Afinal é para se ser securitário ou complacente? Se o que está em causa nos próximos dias é a intenção de evitar que as pessoas se aglomerem nos cemitérios, fará algum sentido impedir eventos desportivos que até decorrem sem público, como os campeonatos de outros escalões de futebol ou das modalidades? Ou o que está em causa é o número crescente de infetados que os jornais de TV continuam a anunciar a uma cadência diária como se de uma novela da vida real se tratasse, contribuindo para o medo e o alarmismo, e nesse caso, como os números não vão baixar (estamos a entrar em Novembro…), a suspensão será para manter até que a Primavera venha aliviar as coisas? Com que cara se vai agora dizer à Liga e aos clubes de futebol que puderam fazer testes com público que, apesar de todos eles – todos, sem exceção – terem corrido de forma exemplar, afinal o resultado será um chumbo e os espectadores não poderão voltar às bancadas no futuro mais próximo? Sobretudo se acabar por haver público no GP de Portugal de Moto GP, no mesmo circuito de Portimão, lá para finais do mês que vem.

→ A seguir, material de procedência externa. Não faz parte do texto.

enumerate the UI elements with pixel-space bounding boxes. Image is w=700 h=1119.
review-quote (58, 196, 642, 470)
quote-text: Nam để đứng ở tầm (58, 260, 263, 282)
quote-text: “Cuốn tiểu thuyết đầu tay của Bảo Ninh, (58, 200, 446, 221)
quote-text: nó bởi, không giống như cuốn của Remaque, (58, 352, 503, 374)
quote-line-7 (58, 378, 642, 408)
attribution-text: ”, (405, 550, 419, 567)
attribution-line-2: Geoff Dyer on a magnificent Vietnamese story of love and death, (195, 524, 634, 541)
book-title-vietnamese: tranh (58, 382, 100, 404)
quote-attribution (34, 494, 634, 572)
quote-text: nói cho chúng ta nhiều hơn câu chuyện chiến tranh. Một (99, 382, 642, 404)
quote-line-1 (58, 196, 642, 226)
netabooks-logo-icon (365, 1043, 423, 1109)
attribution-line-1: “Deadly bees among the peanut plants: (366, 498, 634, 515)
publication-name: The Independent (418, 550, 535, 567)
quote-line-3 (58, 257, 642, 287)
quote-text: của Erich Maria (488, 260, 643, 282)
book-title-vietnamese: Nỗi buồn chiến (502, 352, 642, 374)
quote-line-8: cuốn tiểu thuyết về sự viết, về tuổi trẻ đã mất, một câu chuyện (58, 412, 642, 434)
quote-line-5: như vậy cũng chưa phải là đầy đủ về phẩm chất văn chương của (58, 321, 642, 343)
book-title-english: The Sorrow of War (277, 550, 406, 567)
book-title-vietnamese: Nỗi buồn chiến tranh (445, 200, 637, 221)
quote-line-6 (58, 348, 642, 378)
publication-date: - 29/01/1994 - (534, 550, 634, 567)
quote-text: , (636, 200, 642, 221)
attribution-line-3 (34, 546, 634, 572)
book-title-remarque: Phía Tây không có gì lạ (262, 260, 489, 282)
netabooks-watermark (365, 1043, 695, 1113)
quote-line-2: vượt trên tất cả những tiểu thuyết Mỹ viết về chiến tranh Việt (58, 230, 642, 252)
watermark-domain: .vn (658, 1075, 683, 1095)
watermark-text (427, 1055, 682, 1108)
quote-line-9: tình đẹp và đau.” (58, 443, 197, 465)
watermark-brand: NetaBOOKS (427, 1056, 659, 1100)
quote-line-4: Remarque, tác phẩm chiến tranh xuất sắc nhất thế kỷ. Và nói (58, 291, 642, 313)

Já se sabia que a preocupação com a saúde das nossas crianças e adolescentes não chegava para que as autoridades permitissem o regresso do desporto de formação, o que equivale a dizer que se condena toda uma geração a um presente de enorme frustração face à vontade de praticar desporto e competir e a um futuro com elevadas probabilidades de sedentarismo, obesidade e problemas cardiovasculares. Agora ficamos a saber também que a preocupação com a economia é válida para as duas divisões de topo do futebol, para os negócios associados a eventos como a Fórmula 1, mas não para os restantes escalões do pontapé na bola ou para as modalidades ditas amadoras. Mas já alguém parou para pensar qual é a percentagem dos futebolistas do Campeonato de Portugal ou até mesmo dos distritais cujo orçamento familiar depende da atividade enquanto jogadores de futebol? Ou alguém acha verdadeiramente que os andebolistas, os basquetebolistas, os hoquistas ou os jogadores de futsal das nossas equipas de topo são amadores? Que vão diariamente para o emprego num banco ou numa seguradora e depois fazem um treininho ao fim do dia, podendo da mesma forma andar a lutar por competições internacionais como têm feito, sem exceção, nos tempos mais recentes?
Parece-me evidente que um dos problemas que temos de enfrentar neste momento é a falta de compreensão do que se pretende. O sinal que os decisores estão a passar à população é tão incongruente como o que o treinador da anedota passava aos seus jogadores. E, no fim, o resultado não vai ser melhor. Não pode ser melhor.